Would you ban these books?
21 January 2002
The Christian Science Monitor has recently published a rather sobering list of the books noted by the American Library Association as the most frequently 'challenged' during 2000. It's mostly an extraordinary mixture of children's books (thought elsewhere to be helpfully encouraging children to read) and literary novels, which deal with major issues of our time:
- Harry Potter series, by J.K. Rowling, for occult/Satanism and antifamily themes.
- The Chocolate War, by Robert Cormier, for violence and offensive language.
- Alice series, by Phyllis Reynolds Naylor, for sexual content.
- Killing Mr.
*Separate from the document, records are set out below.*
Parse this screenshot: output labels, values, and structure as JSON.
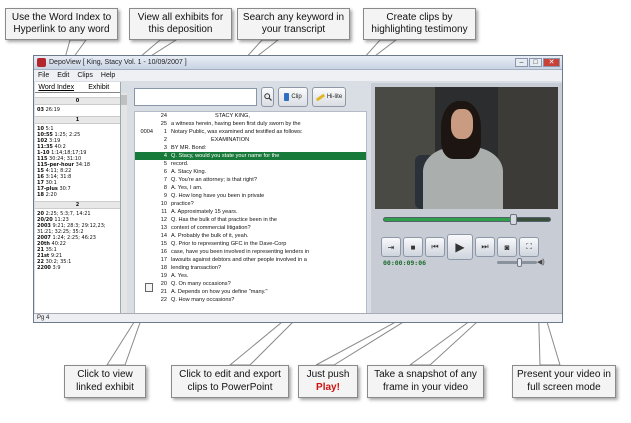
{
  "callouts": {
    "word_index": "Use the Word Index to\nHyperlink to any word",
    "exhibits": "View all exhibits for\nthis deposition",
    "search": "Search any keyword in\nyour transcript",
    "create_clips": "Create clips by\nhighlighting testimony",
    "linked_exhibit": "Click to view\nlinked exhibit",
    "edit_clips": "Click to edit and export\nclips to PowerPoint",
    "just_push": "Just push",
    "play": "Play!",
    "snapshot": "Take a snapshot of any\nframe in your video",
    "fullscreen": "Present your video in\nfull screen mode"
  },
  "window": {
    "title_app": "DepoView",
    "title_doc": "[ King, Stacy Vol. 1 - 10/09/2007 ]",
    "min": "–",
    "max": "□",
    "close": "✕"
  },
  "menu": {
    "file": "File",
    "edit": "Edit",
    "clips": "Clips",
    "help": "Help"
  },
  "tabs": {
    "word_index": "Word Index",
    "exhibits": "Exhibit"
  },
  "word_index": {
    "s0": "0",
    "s0_items": [
      {
        "w": "03",
        "r": "26:19"
      }
    ],
    "s1": "1",
    "s1_items": [
      {
        "w": "10",
        "r": "5:1"
      },
      {
        "w": "10:55",
        "r": "1:25; 2:25"
      },
      {
        "w": "102",
        "r": "3:19"
      },
      {
        "w": "11:35",
        "r": "40:2"
      },
      {
        "w": "1-10",
        "r": "1:14;18;17;19"
      },
      {
        "w": "115",
        "r": "30:24; 31:10"
      },
      {
        "w": "115-per-hour",
        "r": "34:18"
      },
      {
        "w": "15",
        "r": "4:11; 8:22"
      },
      {
        "w": "16",
        "r": "3:14; 31:8"
      },
      {
        "w": "17",
        "r": "30:1"
      },
      {
        "w": "17-plus",
        "r": "30:7"
      },
      {
        "w": "18",
        "r": "2:20"
      }
    ],
    "s2": "2",
    "s2_items": [
      {
        "w": "20",
        "r": "2:25; 5:3;7, 14:21"
      },
      {
        "w": "20/20",
        "r": "11:23"
      },
      {
        "w": "2003",
        "r": "9:21; 28:3; 29:12,23; 31:21; 32:25; 35:2"
      },
      {
        "w": "2007",
        "r": "1:24; 2:25; 46:23"
      },
      {
        "w": "20th",
        "r": "40:22"
      },
      {
        "w": "21",
        "r": "35:1"
      },
      {
        "w": "21st",
        "r": "9:21"
      },
      {
        "w": "22",
        "r": "30:2; 35:1"
      },
      {
        "w": "2200",
        "r": "3:9"
      }
    ]
  },
  "toolbar": {
    "search_placeholder": "",
    "clip_label": "Clip",
    "hilite_label": "Hi-lite"
  },
  "transcript": [
    {
      "page": "",
      "num": "24",
      "text": "STACY KING,",
      "hl": false
    },
    {
      "page": "",
      "num": "25",
      "text": "a witness herein, having been first duly sworn by the",
      "hl": false
    },
    {
      "page": "0004",
      "num": "1",
      "text": "Notary Public, was examined and testified as follows:",
      "hl": false
    },
    {
      "page": "",
      "num": "2",
      "text": "EXAMINATION",
      "hl": false
    },
    {
      "page": "",
      "num": "3",
      "text": "BY MR. Bond:",
      "hl": false
    },
    {
      "page": "",
      "num": "4",
      "text": "Q.   Stacy, would you state your name for the",
      "hl": true
    },
    {
      "page": "",
      "num": "5",
      "text": "record.",
      "hl": false
    },
    {
      "page": "",
      "num": "6",
      "text": "A.   Stacy King.",
      "hl": false
    },
    {
      "page": "",
      "num": "7",
      "text": "Q.   You're an attorney; is that right?",
      "hl": false
    },
    {
      "page": "",
      "num": "8",
      "text": "A.   Yes, I am.",
      "hl": false
    },
    {
      "page": "",
      "num": "9",
      "text": "Q.   How long have you been in private",
      "hl": false
    },
    {
      "page": "",
      "num": "10",
      "text": "practice?",
      "hl": false
    },
    {
      "page": "",
      "num": "11",
      "text": "A.   Approximately 15 years.",
      "hl": false
    },
    {
      "page": "",
      "num": "12",
      "text": "Q.   Has the bulk of that practice been in the",
      "hl": false
    },
    {
      "page": "",
      "num": "13",
      "text": "context of commercial litigation?",
      "hl": false
    },
    {
      "page": "",
      "num": "14",
      "text": "A.   Probably the bulk of it, yeah.",
      "hl": false
    },
    {
      "page": "",
      "num": "15",
      "text": "Q.   Prior to representing GFC in the Dave-Corp",
      "hl": false
    },
    {
      "page": "",
      "num": "16",
      "text": "case, have you been involved in representing lenders in",
      "hl": false
    },
    {
      "page": "",
      "num": "17",
      "text": "lawsuits against debtors and other people involved in a",
      "hl": false
    },
    {
      "page": "",
      "num": "18",
      "text": "lending transaction?",
      "hl": false
    },
    {
      "page": "",
      "num": "19",
      "text": "A.   Yes.",
      "hl": false
    },
    {
      "page": "",
      "num": "20",
      "text": "Q.   On many occasions?",
      "hl": false
    },
    {
      "page": "",
      "num": "21",
      "text": "A.   Depends on how you define \"many.\"",
      "hl": false
    },
    {
      "page": "",
      "num": "22",
      "text": "Q.   How many occasions?",
      "hl": false
    }
  ],
  "player": {
    "time": "00:00:09:06",
    "progress": 0.78,
    "volume": 0.55,
    "accent": "#2fa04a"
  },
  "status": {
    "page": "Pg 4"
  },
  "icons": {
    "search": "search-icon",
    "exhibit": "exhibit-link-icon",
    "edit_clips": "clip-edit-icon",
    "stop": "stop-icon",
    "prev": "skip-back-icon",
    "play": "play-icon",
    "next": "skip-forward-icon",
    "snapshot": "camera-icon",
    "fullscreen": "fullscreen-icon"
  }
}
Griffin, by Lois Duncan, for violence and sexual content.
- Of Mice and Men, by John Steinbeck, for using offensive language, racism, and violence.
- I Know Why the Caged Bird Sings, by Maya Angelou, for being too explicit in the book's portrayal of rape and other sexual abuse.
- Fallen Angels, by Walter Dean Myers, for offensive language, racism, and violence.
- Scary Stories series, by Alvin Schwartz, for violence and occult themes.
- The Terrorist, by Caroline Cooney, for negatively portraying the Islamic religion and Arabs.
- The Giver, by Lois Lowry, for being sexually explicit, having occult themes, violence.